In the spring, add five or ten gallons of fresh water to the tank, then run all the outlets until you can’t taste any antifreeze. Add more water if necessary, but don’t fill the tank, or all the potable water will be tainted by antifreeze. Once the system is flushed clean, close the drain on the water heater, reconnect the hoses, and let it fill before turning it on.
Heads: Flush each several times with the cleansing product the manufacturer recommends, then empty the holding tank. Pour a gallon of potable antifreeze into the tank to protect any liquid that’s left. Pump antifreeze through the waste system via the toilets; operate the Y-valve, macerator, etc. to ensure antifreeze gets in all the hoses. Better to use too much than have a freeze that releases sewage when the thaw comes. In the spring, open the seacocks and use the heads normally.

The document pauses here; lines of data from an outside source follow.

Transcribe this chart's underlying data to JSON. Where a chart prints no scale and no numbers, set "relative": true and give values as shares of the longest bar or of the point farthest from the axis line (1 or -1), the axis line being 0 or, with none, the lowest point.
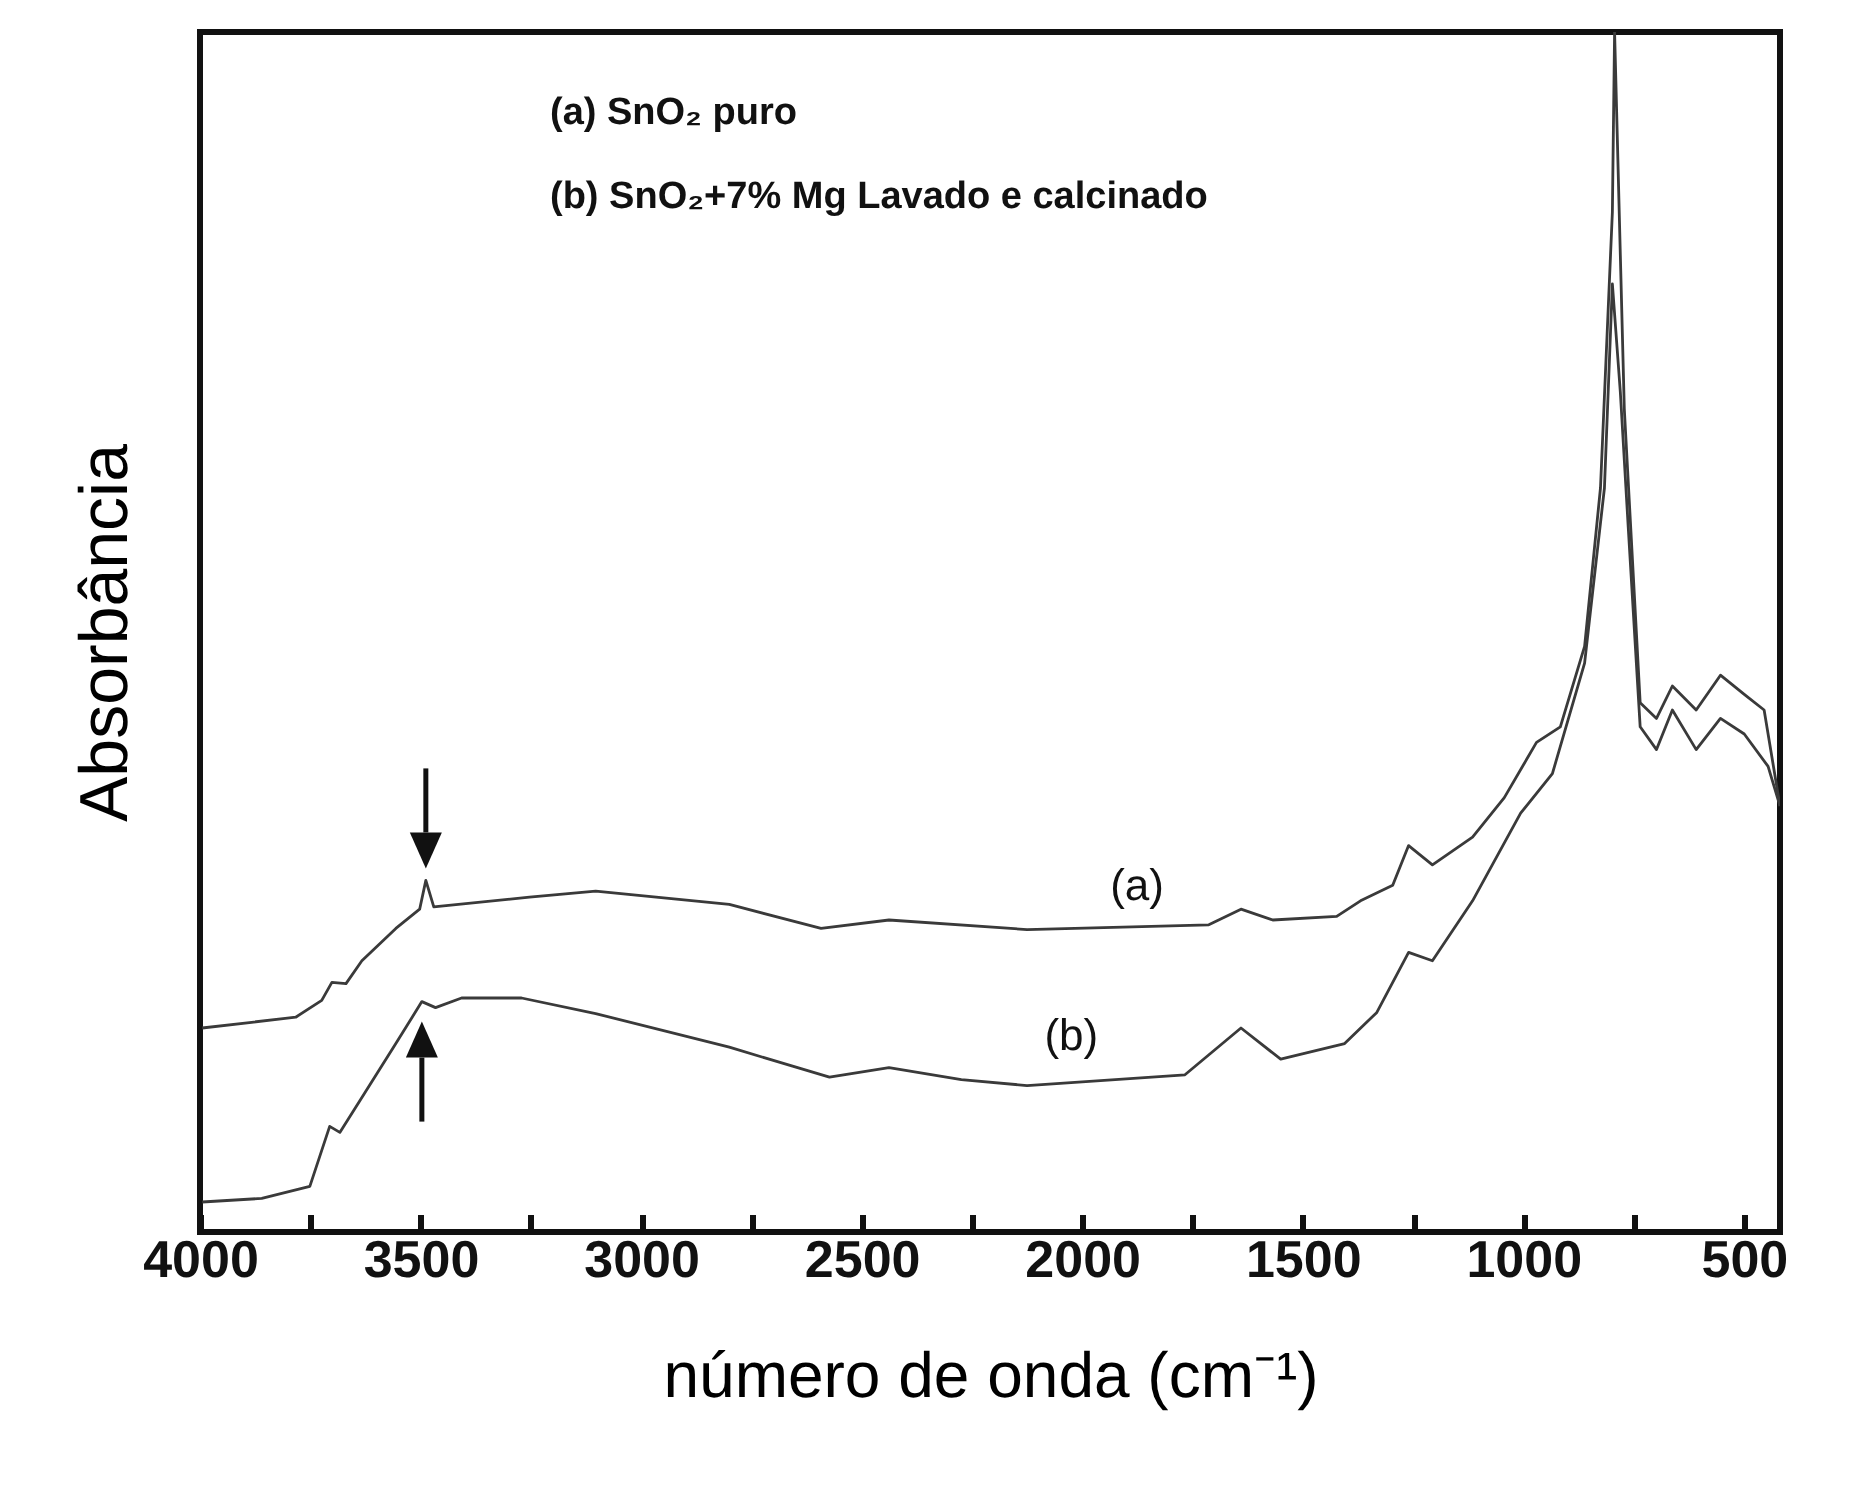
{
  "chart_data": {
    "type": "line",
    "relative": true,
    "xlabel": "número de onda (cm⁻¹)",
    "ylabel": "Absorbância",
    "xlim": [
      4000,
      418
    ],
    "xticks": [
      4000,
      {
        "value": 3750,
        "label": null
      },
      3500,
      {
        "value": 3250,
        "label": null
      },
      3000,
      {
        "value": 2750,
        "label": null
      },
      2500,
      {
        "value": 2250,
        "label": null
      },
      2000,
      {
        "value": 1750,
        "label": null
      },
      1500,
      {
        "value": 1250,
        "label": null
      },
      1000,
      {
        "value": 750,
        "label": null
      },
      500
    ],
    "grid": false,
    "annotations": [
      "(a)  SnO₂ puro",
      "(b)  SnO₂+7% Mg Lavado e calcinado"
    ],
    "series": [
      {
        "name": "(a)",
        "color": "#3a3a3a",
        "x": [
          3995,
          3783,
          3724,
          3701,
          3669,
          3633,
          3556,
          3502,
          3488,
          3470,
          3253,
          3103,
          2800,
          2592,
          2438,
          2125,
          1713,
          1640,
          1568,
          1423,
          1369,
          1296,
          1260,
          1206,
          1115,
          1043,
          970,
          916,
          861,
          825,
          798,
          793,
          771,
          735,
          698,
          662,
          608,
          553,
          499,
          454,
          418
        ],
        "values": [
          0.17,
          0.179,
          0.193,
          0.208,
          0.207,
          0.226,
          0.253,
          0.269,
          0.293,
          0.271,
          0.279,
          0.284,
          0.273,
          0.253,
          0.26,
          0.252,
          0.256,
          0.269,
          0.26,
          0.263,
          0.276,
          0.289,
          0.322,
          0.306,
          0.329,
          0.362,
          0.408,
          0.421,
          0.488,
          0.62,
          0.85,
          1.0,
          0.686,
          0.441,
          0.428,
          0.455,
          0.435,
          0.464,
          0.448,
          0.435,
          0.355
        ]
      },
      {
        "name": "(b)",
        "color": "#3a3a3a",
        "x": [
          3995,
          3860,
          3751,
          3706,
          3683,
          3633,
          3556,
          3497,
          3466,
          3407,
          3271,
          3103,
          2800,
          2573,
          2438,
          2274,
          2125,
          1767,
          1640,
          1550,
          1405,
          1332,
          1260,
          1206,
          1115,
          1006,
          934,
          861,
          816,
          798,
          780,
          762,
          735,
          698,
          662,
          608,
          553,
          499,
          445,
          418
        ],
        "values": [
          0.025,
          0.028,
          0.038,
          0.088,
          0.083,
          0.112,
          0.157,
          0.192,
          0.187,
          0.195,
          0.195,
          0.182,
          0.154,
          0.129,
          0.137,
          0.127,
          0.122,
          0.131,
          0.17,
          0.144,
          0.157,
          0.183,
          0.233,
          0.226,
          0.276,
          0.349,
          0.382,
          0.474,
          0.62,
          0.79,
          0.7,
          0.587,
          0.421,
          0.402,
          0.435,
          0.402,
          0.428,
          0.415,
          0.388,
          0.355
        ]
      }
    ]
  }
}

Any antifreeze in the lines will end up in the holding tank.
Other systems: Remove the raw-water intake hoses from air conditioning units, baitwells, washdowns, etc., stick each one in a gallon of antifreeze, and operate the system until antifreeze comes out the other end. Reconnect the hoses, but leave the seacocks closed; once the boat is hauled, open the seacocks so condensation can drip out over the winter.
Some skippers remove the raw-water impellers so they don’t take a set. I question this, but admit it comes under the “can’t hurt” category. You’ll find instructions in the rebuild kit you should carry onboard for each pump. When you reinstall the impellers, coat them with dishwashing liquid to provide a good seal and some lube until they fill with water.—M.S.